Personal information
- Full name: George James Feeney
- Date of birth: 19 January 2008 (age 18)
- Place of birth: Newport, Wales
- Position: Striker

Team information
- Current team: Tottenham Hotspur

Youth career
- 0000–2023: Glentoran
- 2024–: Tottenham Hotspur

Senior career*
- Years: Team / Apps / (Gls)
- 2023–2024: Glentoran / 9 / (0)

International career^{‡}
- 2023: Northern Ireland U16 / 4 / (3)
- 2023–: Northern Ireland U17 / 5 / (0)
- 2024: Wales U16 / 1 / (0)

= George Feeney (footballer) =

Northern Ireland footballer (born 2008)

George James Feeney (born 19 January 2008) is a Northern Irish footballer who plays as a striker at Premier League club Tottenham Hotspur's academy. He has played youth international football for Wales and Northern Ireland.

==Early life==
Born in Wales, he attended Ashfield Boys' High School in Belfast. Aged 14 years-old, he scored the fastest goal in the history of the SuperCupNI when he scored after 15 seconds of a Glentoran youth team win over Ballymena United youth.

==Club career==

=== Glentoran ===
Feeney made his senior debut for Glentoran in September 2023 in the County Antrim Shield against Crusaders. He made his NIFL Premiership debut on 9 September 2023, against Newry City in a 4-2 away win. He scored his first senior goal in the Northern Ireland Football League Cup against Dollingstown at The Oval in October 2023, becoming the club's youngest-ever goalscorer.

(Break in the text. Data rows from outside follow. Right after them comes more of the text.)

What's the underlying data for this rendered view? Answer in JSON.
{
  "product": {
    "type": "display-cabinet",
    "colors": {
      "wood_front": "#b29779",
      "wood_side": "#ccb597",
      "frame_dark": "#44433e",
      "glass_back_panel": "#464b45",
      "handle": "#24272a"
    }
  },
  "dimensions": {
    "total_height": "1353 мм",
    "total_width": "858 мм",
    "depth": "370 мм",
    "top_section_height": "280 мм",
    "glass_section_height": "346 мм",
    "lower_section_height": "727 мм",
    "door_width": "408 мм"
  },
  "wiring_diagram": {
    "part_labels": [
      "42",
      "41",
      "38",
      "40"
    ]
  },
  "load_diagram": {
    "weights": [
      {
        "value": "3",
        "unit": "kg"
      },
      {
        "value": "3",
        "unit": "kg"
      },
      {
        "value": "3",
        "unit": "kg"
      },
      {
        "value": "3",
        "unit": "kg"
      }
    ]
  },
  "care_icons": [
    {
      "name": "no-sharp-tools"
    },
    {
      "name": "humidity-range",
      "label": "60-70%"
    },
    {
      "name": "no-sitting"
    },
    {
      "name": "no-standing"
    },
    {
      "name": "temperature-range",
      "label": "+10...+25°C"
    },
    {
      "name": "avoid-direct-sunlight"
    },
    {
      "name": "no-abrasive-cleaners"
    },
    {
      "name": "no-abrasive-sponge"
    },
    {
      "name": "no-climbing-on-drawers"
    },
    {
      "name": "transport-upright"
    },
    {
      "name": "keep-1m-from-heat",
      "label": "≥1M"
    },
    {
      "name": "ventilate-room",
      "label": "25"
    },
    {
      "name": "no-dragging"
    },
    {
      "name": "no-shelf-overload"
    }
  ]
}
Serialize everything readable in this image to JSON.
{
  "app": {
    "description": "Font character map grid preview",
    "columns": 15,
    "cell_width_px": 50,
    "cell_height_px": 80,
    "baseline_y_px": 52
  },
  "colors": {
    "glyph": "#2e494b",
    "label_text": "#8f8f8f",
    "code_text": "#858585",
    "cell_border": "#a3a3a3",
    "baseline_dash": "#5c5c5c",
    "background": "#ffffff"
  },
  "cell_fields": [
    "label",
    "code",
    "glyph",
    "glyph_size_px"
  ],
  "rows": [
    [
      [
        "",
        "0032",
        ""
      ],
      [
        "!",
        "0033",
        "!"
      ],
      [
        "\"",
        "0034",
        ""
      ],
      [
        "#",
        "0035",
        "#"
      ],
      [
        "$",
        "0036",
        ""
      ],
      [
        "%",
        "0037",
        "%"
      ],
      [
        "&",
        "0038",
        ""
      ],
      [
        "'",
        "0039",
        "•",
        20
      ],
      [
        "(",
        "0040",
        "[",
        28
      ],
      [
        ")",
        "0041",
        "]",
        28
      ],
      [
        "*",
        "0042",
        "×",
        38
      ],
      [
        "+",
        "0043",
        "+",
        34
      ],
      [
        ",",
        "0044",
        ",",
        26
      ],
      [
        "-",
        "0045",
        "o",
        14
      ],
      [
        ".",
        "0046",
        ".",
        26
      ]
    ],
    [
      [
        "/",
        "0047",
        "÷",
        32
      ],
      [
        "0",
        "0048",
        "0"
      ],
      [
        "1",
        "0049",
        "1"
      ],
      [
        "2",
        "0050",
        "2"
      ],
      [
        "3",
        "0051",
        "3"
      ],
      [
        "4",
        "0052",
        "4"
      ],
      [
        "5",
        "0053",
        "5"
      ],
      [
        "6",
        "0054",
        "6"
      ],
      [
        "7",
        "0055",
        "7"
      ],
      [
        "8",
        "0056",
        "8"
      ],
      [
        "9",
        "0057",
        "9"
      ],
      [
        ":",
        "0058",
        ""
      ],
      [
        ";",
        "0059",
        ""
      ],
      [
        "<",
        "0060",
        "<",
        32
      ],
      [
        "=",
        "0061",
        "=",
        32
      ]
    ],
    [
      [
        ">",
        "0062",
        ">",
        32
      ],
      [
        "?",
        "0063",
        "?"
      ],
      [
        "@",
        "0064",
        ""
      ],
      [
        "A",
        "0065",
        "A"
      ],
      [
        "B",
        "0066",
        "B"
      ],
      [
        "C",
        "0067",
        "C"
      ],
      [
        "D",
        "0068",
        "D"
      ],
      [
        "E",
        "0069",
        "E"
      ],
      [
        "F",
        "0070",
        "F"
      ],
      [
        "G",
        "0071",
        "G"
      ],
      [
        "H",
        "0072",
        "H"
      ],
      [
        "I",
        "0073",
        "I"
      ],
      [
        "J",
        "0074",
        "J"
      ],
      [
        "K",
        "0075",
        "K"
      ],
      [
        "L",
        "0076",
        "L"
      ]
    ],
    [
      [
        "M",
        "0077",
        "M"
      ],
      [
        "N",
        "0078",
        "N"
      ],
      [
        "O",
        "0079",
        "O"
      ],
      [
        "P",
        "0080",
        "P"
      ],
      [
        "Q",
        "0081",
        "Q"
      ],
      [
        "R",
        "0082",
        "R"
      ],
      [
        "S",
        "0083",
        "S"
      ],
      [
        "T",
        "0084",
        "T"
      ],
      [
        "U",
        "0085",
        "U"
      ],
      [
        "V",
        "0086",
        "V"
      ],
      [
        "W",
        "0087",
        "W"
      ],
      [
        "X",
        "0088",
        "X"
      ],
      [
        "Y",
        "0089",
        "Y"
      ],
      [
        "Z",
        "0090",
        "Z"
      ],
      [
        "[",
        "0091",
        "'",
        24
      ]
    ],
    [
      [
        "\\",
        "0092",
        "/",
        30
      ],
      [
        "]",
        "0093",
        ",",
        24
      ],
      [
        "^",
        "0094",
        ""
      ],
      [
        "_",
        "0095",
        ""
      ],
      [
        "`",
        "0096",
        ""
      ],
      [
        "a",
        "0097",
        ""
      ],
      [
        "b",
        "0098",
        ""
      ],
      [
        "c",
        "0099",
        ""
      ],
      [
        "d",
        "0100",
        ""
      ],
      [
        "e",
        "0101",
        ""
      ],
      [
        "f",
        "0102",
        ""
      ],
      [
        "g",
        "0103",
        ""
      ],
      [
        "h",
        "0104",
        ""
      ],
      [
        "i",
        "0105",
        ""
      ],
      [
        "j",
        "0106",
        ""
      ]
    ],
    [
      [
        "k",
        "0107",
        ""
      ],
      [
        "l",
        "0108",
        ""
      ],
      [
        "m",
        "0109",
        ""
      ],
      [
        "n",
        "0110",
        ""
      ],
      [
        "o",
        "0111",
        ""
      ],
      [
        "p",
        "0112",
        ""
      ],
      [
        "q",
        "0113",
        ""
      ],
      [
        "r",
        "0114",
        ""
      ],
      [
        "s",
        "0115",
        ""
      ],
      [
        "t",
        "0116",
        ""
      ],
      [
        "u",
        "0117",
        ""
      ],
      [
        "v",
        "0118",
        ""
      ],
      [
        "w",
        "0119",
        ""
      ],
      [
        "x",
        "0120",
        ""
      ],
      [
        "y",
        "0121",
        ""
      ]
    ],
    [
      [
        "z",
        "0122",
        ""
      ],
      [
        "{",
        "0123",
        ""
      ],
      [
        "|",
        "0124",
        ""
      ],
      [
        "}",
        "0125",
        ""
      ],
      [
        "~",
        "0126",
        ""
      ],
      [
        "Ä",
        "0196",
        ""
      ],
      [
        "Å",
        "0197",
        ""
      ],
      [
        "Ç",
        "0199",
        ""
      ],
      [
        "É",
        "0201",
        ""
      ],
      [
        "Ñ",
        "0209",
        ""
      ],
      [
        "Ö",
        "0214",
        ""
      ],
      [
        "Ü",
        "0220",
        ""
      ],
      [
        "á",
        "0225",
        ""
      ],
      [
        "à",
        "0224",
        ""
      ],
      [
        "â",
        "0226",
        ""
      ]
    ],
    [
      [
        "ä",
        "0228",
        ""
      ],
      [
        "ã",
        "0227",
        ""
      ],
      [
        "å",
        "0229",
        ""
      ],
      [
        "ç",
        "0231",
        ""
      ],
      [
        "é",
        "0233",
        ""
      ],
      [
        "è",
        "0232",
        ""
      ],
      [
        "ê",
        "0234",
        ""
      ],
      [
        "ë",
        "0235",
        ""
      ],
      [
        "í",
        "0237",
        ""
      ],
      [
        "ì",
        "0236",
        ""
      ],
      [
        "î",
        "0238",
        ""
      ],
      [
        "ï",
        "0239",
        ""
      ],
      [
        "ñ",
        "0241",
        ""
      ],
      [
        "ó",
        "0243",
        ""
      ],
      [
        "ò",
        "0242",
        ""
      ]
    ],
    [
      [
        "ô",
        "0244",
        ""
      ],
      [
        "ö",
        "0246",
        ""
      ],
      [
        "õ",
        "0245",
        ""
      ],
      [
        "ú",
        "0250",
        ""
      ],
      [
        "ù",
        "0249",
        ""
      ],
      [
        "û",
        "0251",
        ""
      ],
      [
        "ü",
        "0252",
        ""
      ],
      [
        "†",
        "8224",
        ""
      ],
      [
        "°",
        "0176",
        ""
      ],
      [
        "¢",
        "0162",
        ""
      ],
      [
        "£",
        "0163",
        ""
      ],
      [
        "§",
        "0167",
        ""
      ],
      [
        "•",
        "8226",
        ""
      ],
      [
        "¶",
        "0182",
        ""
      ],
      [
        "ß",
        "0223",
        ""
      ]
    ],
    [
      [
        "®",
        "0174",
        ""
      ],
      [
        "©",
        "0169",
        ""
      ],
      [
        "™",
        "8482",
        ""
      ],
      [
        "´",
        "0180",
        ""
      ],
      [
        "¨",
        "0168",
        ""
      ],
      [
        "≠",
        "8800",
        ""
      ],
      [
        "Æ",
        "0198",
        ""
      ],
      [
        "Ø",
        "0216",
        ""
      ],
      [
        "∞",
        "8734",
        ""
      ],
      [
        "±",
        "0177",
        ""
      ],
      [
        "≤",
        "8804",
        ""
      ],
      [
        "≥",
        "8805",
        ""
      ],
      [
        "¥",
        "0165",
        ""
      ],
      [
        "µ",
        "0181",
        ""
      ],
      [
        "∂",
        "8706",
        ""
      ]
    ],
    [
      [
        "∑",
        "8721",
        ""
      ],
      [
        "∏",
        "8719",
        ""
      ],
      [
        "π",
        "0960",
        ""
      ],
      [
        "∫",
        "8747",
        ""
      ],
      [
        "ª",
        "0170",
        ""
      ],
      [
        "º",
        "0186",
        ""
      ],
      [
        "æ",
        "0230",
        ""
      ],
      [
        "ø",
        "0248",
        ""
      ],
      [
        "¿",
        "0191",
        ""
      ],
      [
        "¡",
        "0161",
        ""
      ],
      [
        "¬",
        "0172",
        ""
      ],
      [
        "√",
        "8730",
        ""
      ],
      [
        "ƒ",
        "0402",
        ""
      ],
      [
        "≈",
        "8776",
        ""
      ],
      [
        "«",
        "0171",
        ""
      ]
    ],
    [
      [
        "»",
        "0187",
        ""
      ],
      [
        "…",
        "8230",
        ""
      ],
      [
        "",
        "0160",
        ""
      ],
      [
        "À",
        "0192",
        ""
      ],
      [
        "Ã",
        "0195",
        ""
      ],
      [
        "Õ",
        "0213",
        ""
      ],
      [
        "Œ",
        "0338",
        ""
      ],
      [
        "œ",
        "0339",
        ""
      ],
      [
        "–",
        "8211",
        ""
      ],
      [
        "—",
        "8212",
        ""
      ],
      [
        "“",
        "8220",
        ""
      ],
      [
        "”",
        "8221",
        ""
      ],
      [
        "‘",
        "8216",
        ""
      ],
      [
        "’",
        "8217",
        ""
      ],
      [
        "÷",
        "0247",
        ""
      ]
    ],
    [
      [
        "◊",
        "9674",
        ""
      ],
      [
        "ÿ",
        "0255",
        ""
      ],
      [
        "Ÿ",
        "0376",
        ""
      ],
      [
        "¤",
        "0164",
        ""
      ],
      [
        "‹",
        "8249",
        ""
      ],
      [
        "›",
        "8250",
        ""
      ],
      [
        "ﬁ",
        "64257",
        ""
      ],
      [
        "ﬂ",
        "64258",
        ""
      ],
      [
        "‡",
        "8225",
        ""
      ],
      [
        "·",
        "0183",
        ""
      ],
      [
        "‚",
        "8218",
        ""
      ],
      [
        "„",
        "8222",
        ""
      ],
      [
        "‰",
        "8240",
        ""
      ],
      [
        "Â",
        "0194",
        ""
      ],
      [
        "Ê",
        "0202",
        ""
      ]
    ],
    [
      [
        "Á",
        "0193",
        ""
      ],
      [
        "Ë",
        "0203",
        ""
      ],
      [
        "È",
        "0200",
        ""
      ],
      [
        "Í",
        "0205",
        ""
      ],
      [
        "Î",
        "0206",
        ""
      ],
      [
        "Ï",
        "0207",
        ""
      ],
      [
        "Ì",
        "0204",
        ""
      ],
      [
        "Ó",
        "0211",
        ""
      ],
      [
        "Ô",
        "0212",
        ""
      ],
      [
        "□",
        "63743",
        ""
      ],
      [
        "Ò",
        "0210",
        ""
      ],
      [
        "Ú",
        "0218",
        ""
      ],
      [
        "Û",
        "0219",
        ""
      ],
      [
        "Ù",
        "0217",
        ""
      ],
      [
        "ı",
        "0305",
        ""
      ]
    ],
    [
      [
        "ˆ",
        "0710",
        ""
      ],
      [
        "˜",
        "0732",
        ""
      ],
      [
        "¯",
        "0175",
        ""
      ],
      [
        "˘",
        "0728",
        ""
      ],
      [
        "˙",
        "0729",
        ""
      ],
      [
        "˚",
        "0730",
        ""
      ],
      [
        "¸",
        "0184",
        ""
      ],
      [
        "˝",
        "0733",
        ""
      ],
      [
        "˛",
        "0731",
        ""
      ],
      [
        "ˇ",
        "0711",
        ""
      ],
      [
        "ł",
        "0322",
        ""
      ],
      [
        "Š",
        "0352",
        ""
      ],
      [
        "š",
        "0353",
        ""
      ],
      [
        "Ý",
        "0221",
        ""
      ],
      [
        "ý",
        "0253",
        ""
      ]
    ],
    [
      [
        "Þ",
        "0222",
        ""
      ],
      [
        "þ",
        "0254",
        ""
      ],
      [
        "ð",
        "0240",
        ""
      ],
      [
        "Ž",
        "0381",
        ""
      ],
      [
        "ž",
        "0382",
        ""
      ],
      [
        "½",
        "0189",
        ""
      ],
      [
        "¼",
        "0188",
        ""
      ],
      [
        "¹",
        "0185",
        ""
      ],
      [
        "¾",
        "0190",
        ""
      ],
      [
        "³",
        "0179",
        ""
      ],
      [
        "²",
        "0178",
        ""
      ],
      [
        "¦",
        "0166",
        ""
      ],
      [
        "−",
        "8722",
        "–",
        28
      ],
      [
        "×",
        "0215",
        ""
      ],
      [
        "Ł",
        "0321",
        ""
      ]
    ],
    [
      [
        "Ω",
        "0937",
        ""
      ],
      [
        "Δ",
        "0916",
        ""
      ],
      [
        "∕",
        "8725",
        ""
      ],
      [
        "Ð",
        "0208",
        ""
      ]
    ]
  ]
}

In November 2023, he was linked to a move to England with four Premier League clubs reported as being interested.

=== Tottenham Hotspur ===
On 4 July 2024, English Premier League club Tottenham Hotspur announced the signing of Feeney in an undisclosed deal. He signed his first professional contract with Tottenham on 21 January 2025.

==International career==
Feeney was born in Wales, like his paternal grandfather, while his father was born in Northern Ireland. He scored his first goal for Northern Ireland U16 against Wales U16 in November 2023. That year he was also called up to the Northern Ireland U17 side. In 2024, he switched his allegiance to Wales and played for the U16 side in a friendly against the Czech Republic U16 on 26 March. In October 2024, Feeney committed to play for Northern Ireland in the future and was recalled to the under 17s.

==Personal life==
He is the son of former Northern Ireland international Warren Feeney. Warren Feeney was the manager at Glentoran when George made his debut, and Warren described himself as his son's "harshest critic" and had to be persuaded by his assistant-manager John Gregg to give George Feeney his first team debut, who told him he "deserved it" due to his goalscoring form for the reserves. His great grandfather Jim and grandfather Warren Feeney Sr. also represented Northern Ireland at international football.